In Ronald Reagan and His Quest to Abolish Nuclear Weapons, Paul Lettow explores the depth and sophistication of President Ronald Reagan’s commitment to ridding humankind permanently of the threat of nuclear war.
Lettow’s narrative spans the start of Reagan’s presidency and the 1986 Reykjavík summit between Reagan and Soviet leader Mikhail Gorbachev, during which America’s Strategic Defense Initiative (SDI) was a defining issue. Lettow reveals SDI for what it was: a full-on assault against nuclear weapons waged as much through policy as through ideology. While cabinet members and advisers played significant roles in guiding American defense policy, it was Reagan himself who presided over every element, large and small, of this paradigm shift in U.S. diplomacy.
Lettow conducted interviews with several former Reagan administration officials, and he draws upon the vast body of declassified security documents from the Reagan presidency; much of what he quotes from these documents appears publicly here for the first time. The result is the first major work to apply such evidence to the study of SDI and superpower diplomacy. This is a survey that doesn’t merely add nuance to the existing record, but revises our
very understanding of the Reagan presidency.
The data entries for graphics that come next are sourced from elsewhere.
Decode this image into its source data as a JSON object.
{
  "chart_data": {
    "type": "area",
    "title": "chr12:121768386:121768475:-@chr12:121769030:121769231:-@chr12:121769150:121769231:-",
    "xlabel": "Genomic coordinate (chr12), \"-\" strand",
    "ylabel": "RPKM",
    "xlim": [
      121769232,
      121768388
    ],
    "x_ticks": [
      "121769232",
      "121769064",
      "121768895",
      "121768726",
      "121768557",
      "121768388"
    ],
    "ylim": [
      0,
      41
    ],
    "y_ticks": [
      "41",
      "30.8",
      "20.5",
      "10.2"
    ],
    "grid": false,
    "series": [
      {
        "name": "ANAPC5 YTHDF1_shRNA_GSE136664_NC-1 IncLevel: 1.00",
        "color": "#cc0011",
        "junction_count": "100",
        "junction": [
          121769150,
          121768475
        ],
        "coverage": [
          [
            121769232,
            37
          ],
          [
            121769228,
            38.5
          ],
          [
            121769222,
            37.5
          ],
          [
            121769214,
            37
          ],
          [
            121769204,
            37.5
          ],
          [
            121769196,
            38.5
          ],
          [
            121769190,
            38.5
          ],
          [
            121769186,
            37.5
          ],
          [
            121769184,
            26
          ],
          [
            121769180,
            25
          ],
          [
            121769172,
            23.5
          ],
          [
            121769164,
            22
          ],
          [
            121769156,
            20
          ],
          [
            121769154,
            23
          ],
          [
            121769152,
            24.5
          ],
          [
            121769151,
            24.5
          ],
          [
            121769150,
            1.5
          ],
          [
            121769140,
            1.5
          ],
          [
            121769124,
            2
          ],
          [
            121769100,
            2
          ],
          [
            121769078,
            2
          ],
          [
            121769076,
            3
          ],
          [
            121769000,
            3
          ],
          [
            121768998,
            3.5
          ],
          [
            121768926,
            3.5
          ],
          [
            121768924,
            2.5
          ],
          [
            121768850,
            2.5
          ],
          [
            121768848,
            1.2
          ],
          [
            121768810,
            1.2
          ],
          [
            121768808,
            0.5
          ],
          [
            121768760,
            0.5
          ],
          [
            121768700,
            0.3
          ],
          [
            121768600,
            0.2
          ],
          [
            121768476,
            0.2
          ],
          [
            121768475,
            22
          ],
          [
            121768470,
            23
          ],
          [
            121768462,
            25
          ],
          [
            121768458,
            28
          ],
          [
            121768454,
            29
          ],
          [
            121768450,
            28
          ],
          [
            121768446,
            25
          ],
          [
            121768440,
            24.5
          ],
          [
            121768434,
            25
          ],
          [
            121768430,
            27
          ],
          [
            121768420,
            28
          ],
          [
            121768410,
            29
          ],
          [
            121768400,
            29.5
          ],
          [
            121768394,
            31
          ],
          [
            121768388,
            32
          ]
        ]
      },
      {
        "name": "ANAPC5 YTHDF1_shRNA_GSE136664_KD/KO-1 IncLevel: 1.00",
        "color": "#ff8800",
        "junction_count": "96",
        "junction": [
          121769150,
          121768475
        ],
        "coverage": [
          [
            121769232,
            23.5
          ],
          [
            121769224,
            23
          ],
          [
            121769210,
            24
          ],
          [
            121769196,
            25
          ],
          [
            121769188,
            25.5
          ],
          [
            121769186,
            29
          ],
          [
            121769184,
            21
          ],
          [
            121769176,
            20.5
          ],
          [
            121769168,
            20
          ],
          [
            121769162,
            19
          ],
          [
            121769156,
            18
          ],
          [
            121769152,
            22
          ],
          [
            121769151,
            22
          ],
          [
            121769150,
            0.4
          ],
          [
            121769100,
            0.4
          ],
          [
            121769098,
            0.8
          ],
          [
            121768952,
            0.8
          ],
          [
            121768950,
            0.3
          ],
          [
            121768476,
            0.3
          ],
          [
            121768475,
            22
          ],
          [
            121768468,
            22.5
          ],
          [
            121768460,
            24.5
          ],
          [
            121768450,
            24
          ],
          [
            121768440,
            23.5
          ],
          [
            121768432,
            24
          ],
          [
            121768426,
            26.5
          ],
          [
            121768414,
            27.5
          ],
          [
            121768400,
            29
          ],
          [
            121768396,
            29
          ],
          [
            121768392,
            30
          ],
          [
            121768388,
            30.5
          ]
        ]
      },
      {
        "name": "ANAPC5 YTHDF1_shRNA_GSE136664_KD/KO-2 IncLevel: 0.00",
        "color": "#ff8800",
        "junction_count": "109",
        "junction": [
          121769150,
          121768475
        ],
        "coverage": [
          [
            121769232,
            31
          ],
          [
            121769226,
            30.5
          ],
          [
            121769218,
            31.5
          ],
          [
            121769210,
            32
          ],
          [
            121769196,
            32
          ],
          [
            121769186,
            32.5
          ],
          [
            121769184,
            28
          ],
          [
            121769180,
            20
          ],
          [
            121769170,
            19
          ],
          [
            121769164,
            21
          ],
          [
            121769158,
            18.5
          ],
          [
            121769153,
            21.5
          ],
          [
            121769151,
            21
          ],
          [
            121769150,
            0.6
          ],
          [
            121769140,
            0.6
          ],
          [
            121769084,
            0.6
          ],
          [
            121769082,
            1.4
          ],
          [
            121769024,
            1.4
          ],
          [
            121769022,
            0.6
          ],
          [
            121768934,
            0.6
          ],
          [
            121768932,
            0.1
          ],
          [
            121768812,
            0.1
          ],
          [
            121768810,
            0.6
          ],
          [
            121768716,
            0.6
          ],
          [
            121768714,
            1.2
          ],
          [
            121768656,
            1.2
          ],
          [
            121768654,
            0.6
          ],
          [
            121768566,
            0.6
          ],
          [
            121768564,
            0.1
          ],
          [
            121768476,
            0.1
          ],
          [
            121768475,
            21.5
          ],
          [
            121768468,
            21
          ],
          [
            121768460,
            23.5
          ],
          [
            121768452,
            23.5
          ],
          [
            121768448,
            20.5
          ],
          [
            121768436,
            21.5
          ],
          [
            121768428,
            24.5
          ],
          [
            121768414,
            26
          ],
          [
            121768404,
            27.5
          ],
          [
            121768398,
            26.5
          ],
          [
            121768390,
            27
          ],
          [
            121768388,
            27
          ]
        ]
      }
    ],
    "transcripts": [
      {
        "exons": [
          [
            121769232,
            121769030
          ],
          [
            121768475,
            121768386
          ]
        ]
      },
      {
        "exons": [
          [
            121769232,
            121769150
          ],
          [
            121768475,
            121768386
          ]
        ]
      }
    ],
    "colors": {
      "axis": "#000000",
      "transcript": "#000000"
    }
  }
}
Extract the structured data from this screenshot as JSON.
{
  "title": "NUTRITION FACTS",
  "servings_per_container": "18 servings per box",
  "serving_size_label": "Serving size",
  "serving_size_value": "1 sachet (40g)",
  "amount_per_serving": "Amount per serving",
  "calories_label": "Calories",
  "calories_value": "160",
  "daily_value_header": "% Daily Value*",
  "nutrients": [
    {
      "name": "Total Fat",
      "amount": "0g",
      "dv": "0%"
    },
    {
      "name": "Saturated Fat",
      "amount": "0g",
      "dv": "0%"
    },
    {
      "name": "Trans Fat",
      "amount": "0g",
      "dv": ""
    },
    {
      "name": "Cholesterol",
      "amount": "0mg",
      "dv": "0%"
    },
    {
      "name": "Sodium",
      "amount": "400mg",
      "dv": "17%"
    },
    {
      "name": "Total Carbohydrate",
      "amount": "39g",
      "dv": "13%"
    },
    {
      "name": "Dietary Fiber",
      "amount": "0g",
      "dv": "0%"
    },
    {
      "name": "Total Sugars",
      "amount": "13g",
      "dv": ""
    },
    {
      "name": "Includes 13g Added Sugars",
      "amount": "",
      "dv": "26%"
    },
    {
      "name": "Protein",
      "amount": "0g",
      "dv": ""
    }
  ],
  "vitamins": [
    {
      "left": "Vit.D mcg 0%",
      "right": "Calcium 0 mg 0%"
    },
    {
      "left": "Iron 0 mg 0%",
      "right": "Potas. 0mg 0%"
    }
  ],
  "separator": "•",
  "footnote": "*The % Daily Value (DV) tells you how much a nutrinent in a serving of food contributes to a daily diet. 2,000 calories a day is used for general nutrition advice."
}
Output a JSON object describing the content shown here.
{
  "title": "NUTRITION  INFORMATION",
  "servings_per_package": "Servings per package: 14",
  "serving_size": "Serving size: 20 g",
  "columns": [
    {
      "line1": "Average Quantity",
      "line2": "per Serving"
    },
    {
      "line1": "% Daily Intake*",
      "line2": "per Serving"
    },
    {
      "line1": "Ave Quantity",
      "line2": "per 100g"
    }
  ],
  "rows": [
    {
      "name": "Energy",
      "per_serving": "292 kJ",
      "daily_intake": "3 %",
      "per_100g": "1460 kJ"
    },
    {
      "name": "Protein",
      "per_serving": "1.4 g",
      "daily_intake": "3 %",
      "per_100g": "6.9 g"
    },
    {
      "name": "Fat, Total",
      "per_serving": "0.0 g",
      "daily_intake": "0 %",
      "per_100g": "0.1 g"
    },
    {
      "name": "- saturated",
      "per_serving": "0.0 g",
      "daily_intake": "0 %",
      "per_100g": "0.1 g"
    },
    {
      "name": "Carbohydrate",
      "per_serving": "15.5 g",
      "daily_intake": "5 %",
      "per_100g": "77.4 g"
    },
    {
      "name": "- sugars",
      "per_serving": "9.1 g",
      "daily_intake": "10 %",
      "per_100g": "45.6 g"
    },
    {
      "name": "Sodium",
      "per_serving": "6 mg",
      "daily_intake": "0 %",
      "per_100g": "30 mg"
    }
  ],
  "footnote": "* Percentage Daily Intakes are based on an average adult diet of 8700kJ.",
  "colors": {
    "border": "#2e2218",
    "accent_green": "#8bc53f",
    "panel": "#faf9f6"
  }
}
“Lettow conveys this extraordinary story crisply and convincingly. . . . A significant addition to our understanding of Reagan and the endgame of the Cold War.”
–The Washington Post Book World
“Paul Lettow’s sharp and succinct book makes the best case yet for why Ronald Reagan deserves to be remembered as one of the most visionary grand strategists of the twentieth century.”
–John Lewis Gaddis
“Paul Lettow is lucid and dispassionate. His willingness to go far back, to the very birth of the nuclear age (which coincided with the very birth of Reagan’s anticommunism), and then to trace the story forward as Reagan’s ideology slowly matured, pays triumphant dividends.”
“Provocative, informative . . . Lettow’s achievement is to show that both Reagan’s detractors and votaries misread him.”